Mental health experts urge districts to take these kinds of multipronged approaches.
“Mental health days aren’t the ultimate solution; they’re a piece of a larger puzzle,” said Jill Cook, the executive director of the American School Counselor Association. Noting that federal stimulus funds can be used to hire mental health professionals, Cook encouraged districts to get as close as they can to the ratios recommended for school counselors (one per 250 students) and psychologists (1 per 500 students). Most fall far below those levels.
Cook also recommends that schools build strong partnerships with community mental health providers, and train all staff members—not just teachers and administrators—to recognize signs of struggle in their students.
If you can’t get out of bed one day, it's not because you’re bad.
Mary Giliberti, the vice president for policy at Mental Health America, encourages schools to envision their mental health programming as a spectrum that includes prevention, recognition, and services. Granting excused absences for mental health days can help prevent a serious problem, or facilitate getting treatment, she said.
She urged schools to provide counseling on campus, too, wherever possible, whether they use their own staff or staff members from a community organization. Students of color are more likely to face transportation challenges if they have to seek treatment off-campus, Giliberti said, so school-based options carry an outsized benefit for those students.

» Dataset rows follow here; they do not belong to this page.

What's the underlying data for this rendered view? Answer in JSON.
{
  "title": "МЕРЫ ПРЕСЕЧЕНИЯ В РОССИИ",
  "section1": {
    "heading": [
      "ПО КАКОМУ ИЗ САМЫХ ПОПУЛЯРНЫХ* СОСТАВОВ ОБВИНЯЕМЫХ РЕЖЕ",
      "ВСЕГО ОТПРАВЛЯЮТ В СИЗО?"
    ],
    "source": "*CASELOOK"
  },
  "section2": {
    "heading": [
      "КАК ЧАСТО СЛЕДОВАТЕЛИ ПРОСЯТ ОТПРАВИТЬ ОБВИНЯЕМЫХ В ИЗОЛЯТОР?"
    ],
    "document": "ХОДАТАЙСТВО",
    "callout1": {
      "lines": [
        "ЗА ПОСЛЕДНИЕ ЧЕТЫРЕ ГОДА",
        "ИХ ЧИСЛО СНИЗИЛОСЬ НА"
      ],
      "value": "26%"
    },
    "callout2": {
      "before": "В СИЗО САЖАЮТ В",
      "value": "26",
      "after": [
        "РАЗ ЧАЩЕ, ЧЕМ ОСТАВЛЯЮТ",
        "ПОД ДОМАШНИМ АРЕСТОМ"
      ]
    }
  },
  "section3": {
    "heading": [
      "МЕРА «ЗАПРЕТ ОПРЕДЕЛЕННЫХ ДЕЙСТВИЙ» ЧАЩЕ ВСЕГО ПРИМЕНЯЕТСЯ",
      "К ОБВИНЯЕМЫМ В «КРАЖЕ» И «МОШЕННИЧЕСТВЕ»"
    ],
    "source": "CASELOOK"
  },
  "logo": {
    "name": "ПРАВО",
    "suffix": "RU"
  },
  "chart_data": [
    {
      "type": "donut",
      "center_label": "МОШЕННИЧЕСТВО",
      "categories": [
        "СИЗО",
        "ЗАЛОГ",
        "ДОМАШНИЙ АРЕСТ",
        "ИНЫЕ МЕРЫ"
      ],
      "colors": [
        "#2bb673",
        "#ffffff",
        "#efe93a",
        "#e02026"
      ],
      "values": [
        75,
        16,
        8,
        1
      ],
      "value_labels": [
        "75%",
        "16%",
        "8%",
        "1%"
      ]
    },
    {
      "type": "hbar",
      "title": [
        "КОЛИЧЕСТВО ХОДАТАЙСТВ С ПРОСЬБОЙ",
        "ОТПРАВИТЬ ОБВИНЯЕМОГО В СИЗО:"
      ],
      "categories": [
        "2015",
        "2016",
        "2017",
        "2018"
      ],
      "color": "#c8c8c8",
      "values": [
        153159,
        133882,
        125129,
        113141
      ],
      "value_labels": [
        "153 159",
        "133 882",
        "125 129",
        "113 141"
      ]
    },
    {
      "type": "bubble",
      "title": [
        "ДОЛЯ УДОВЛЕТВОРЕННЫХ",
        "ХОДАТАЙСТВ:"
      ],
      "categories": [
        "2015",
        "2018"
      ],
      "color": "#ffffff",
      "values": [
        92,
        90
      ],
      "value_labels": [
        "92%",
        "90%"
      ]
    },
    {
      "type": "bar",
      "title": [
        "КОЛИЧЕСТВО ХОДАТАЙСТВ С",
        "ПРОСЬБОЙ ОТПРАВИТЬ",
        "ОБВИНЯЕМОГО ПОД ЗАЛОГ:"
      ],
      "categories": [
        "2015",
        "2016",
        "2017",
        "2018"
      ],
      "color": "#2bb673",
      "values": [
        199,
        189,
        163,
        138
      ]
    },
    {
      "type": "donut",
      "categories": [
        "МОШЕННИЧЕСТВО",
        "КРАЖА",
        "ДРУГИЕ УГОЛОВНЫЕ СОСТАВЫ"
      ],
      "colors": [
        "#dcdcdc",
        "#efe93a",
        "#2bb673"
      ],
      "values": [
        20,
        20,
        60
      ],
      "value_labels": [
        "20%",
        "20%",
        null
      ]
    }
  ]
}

Nevada’s law requires a note from a medical or behavioral health professional. Most of these laws, however, permit parents to report such absences. But experts and policymakers don’t seem too concerned that the policies will be abused.
Popular culture loves to depict mental health days with air quotes and a wink, an excuse for perfectly healthy people to play hooky from work. But taking “decompression days” occasionally can be one effective way to manage emotions and stress, Cook said. Even still, it’s not a bad idea for schools to make sure those days aren’t used by the “school avoidant,” she said.
In Hilliard City, overuse of mental health days is not something Abraham worries about.
“Maybe a few kids might take advantage of it,” he said. “But if we catch just one kiddo struggling with mental health and we’re able to get that student some help, it’s well worth it.”